You can see how this negatively impacts the game in a variety of ways. Inspiration points are there to counter the absolutist nature of D20 rolls, where if you fail you just fail rather than get to progress the story in a meaningful way. So Larian throw inspiration points at you to work around this basic failure in the D&D system. There's better ways to do this, though historically it's been lacking in CRPGs, with only really Disco Elysium showing a better way of doing things. Disco Elysium not using a D20 system isn't a coincidence.
Combat boils down to burst damage and preventing the enemy taking turns. You go first and action surge for massive damage (and everyone can action surge cause D&D 5th Edition character creation is garbage) or don't and everything descends into a slog, especially as Larian's only response to combat late game is to just throw huge numbers of enemies at you, or give the boss characters legendary actions to break the game (again, cause 5th Edition D&D is awful).

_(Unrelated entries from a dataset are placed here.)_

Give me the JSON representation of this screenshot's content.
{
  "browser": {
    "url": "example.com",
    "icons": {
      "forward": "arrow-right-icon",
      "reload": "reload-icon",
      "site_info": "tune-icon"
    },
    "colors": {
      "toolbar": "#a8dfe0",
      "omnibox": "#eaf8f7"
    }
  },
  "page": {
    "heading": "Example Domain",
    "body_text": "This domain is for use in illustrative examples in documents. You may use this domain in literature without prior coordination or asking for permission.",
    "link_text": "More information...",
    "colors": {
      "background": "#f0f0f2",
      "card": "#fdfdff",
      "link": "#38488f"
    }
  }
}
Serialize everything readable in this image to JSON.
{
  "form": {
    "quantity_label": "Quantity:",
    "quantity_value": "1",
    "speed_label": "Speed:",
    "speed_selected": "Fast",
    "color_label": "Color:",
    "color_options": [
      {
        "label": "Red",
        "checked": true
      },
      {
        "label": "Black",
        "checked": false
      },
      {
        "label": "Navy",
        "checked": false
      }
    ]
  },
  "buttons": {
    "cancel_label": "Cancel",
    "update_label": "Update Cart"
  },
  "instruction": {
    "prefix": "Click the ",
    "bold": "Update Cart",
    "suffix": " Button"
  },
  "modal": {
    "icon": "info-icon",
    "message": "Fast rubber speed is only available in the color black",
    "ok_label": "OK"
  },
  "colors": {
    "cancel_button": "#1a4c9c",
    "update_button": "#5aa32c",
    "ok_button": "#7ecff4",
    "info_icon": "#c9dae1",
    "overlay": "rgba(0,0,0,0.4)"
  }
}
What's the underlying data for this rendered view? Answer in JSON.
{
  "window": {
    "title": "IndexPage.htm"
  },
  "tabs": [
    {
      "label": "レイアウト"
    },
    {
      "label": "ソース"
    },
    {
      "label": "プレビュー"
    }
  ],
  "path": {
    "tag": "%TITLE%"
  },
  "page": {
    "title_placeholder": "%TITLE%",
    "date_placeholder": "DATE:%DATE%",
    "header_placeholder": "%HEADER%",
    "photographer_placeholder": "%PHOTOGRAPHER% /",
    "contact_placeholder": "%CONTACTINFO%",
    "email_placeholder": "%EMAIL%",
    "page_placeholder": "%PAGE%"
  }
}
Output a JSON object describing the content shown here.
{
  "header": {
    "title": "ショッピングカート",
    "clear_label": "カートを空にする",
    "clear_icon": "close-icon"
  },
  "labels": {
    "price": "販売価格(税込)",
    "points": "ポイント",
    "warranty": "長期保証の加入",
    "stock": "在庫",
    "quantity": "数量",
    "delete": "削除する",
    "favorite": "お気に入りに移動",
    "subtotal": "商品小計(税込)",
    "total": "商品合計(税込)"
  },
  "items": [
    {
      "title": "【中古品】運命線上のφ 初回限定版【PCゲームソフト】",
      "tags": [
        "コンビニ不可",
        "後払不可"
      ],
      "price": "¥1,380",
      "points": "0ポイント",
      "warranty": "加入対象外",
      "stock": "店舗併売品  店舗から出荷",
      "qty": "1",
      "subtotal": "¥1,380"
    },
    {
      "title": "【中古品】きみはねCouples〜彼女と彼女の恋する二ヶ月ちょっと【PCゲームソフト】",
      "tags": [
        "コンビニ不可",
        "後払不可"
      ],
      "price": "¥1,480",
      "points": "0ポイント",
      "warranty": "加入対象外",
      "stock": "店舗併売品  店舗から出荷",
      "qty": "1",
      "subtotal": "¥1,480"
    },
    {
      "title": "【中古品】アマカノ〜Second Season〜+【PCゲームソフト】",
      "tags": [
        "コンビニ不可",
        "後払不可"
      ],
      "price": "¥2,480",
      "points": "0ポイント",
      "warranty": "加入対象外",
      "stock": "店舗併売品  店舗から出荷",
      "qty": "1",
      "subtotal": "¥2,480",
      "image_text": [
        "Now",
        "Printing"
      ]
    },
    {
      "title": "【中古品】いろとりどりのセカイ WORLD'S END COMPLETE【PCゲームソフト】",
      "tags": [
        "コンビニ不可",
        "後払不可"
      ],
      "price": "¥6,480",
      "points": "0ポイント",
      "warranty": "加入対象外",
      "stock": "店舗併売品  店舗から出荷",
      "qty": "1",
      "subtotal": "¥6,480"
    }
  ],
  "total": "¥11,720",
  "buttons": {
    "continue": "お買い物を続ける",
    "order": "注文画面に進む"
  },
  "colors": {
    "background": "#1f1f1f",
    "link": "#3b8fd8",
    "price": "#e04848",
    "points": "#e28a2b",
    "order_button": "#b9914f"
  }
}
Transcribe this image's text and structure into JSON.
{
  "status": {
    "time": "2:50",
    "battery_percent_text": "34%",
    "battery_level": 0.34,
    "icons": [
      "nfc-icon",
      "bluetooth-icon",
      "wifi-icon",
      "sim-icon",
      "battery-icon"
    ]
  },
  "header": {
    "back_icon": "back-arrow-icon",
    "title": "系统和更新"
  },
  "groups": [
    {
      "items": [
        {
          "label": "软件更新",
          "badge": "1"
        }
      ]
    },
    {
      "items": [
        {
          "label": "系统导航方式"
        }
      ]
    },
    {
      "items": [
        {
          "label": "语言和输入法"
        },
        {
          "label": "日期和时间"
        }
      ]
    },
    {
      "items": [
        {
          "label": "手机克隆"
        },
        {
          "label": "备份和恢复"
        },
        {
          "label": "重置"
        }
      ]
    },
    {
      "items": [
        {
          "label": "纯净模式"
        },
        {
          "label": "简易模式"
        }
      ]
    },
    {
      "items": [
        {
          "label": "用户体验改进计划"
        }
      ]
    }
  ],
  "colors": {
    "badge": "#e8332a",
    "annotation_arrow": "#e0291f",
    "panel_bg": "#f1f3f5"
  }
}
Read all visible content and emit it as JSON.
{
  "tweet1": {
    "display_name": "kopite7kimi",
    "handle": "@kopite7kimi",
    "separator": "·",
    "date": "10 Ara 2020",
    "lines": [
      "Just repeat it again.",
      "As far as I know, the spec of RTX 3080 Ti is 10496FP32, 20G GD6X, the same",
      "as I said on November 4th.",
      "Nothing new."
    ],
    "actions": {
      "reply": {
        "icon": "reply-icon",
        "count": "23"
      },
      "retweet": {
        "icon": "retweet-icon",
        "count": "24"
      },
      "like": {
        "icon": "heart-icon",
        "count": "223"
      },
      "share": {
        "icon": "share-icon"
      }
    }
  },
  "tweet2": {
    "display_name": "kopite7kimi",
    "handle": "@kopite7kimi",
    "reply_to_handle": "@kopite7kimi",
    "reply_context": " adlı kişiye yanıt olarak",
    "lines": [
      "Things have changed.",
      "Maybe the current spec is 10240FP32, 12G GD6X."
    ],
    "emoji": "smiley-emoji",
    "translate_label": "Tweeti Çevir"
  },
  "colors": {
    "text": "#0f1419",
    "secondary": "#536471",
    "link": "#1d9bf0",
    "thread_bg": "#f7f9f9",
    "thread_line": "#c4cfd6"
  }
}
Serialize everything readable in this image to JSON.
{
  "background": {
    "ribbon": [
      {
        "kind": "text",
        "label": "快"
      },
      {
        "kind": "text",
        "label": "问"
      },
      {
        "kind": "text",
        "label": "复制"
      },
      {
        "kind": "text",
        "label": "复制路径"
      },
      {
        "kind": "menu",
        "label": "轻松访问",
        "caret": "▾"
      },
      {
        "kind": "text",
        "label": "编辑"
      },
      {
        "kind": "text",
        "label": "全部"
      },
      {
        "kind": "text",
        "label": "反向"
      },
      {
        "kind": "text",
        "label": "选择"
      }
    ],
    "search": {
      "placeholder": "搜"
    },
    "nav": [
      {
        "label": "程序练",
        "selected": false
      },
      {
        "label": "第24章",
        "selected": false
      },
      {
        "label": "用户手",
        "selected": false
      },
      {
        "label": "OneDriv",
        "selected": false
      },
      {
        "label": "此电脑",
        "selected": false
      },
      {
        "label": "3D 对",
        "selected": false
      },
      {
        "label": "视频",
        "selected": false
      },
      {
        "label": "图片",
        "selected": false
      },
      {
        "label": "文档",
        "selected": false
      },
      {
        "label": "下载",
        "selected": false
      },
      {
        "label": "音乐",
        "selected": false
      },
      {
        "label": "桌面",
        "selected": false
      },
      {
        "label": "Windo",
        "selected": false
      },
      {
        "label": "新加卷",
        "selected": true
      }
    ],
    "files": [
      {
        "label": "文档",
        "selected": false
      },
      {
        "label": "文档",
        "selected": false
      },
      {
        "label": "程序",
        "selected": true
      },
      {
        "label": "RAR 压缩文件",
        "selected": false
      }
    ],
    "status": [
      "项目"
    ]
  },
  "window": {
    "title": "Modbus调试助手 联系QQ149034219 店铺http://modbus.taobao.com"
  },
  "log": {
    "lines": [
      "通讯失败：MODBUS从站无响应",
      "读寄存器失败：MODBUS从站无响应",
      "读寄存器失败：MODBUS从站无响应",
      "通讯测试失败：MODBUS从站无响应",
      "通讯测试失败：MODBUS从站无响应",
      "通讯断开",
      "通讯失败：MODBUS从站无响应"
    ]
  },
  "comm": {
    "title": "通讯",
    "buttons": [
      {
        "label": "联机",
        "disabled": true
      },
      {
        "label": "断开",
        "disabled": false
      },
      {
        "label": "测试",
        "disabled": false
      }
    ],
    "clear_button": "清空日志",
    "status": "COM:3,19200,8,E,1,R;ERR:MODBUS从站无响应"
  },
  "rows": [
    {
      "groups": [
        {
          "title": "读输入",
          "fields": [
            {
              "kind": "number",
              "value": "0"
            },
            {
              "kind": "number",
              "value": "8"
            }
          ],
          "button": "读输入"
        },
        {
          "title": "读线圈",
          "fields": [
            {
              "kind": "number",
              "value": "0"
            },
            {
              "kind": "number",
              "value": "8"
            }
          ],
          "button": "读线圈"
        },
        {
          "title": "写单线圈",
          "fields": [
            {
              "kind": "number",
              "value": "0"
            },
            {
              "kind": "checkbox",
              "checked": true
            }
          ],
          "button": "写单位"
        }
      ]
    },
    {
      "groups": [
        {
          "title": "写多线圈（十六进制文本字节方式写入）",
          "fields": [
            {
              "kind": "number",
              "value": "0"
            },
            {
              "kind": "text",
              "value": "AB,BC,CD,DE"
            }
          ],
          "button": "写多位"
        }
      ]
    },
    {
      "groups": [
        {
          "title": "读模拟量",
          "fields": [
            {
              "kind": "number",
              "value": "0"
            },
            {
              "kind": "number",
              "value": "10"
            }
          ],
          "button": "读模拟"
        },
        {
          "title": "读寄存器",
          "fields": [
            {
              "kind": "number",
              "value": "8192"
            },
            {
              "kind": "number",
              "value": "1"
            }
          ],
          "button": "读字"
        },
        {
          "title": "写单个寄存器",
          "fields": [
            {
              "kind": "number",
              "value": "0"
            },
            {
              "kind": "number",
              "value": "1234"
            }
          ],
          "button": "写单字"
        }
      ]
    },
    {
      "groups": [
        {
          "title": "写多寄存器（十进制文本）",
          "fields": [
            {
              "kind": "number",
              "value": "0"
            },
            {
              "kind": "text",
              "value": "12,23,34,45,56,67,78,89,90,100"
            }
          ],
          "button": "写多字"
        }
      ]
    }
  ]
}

Or you just take Tavern Brawler and trivially break 5th Edition's bounded accuracy and break the game in your favour. Yay.
Larian's attempt at party/inventory management is laughably bad. The game spent three years in early access and they never bothered to meet the standards met in BG1? I mean that's inexcusable.
Minthara completely spoiled the major plot points for several other characters in my first conversation with her as a party member. Again, for a game that spent three years in early access, that's an inexcusable bug, and probably the worst I've seen in a CRPG. And I play Owlcat CRPGs. And from what I've seen she's still insanely bugged.
Why is every character a super model? Why does Gale have a six pack? Why is Karlach's face entirely untouched by the massive scars across the rest of her body. We know why, cause people might not be endlessly attracted to the characters if they had any flaws.
On that note, I've seen straight up hentai games that are less horny than this game. I'm no prude, but bloody hell the level of horny this game puts me right off. Minthara's sex scene was straight up pornographic.
The character writing honestly boils down to 'pick your trauma and fix them'. It's very repeatedly one note for the characters and gets kinda dull. The performances are great, no complaints there.
The main quest is similarly kinda average. It starts off with a promising 'save yourself from not Johnny Silverhand' angle but devolves into the usual dull 'save the world, no wait the whole cosmos' angle that infests any number of CRPGs. They'd have done much better to stick to the low stakes.
Especially as, because it's 5th Edition D&D, there's no chance they can balance or create interesting encounters for high level play. The game straight up breaks at those levels.
As for choices, the game promises that you have all these choices but really it boils down to three at the end. Destroy the Nether Brain, enslave the Nether Brain or choose the above as the Durge. Throne of Bhaal 20 years ago had the same level of choice in its end game.
It's gaming's hottest 6/10 and maybe it'll get more players into CRPGs, but I've heard that from years of 5th Edition D&D being the only thing played in TTRPG circles so I don't have much hope of that.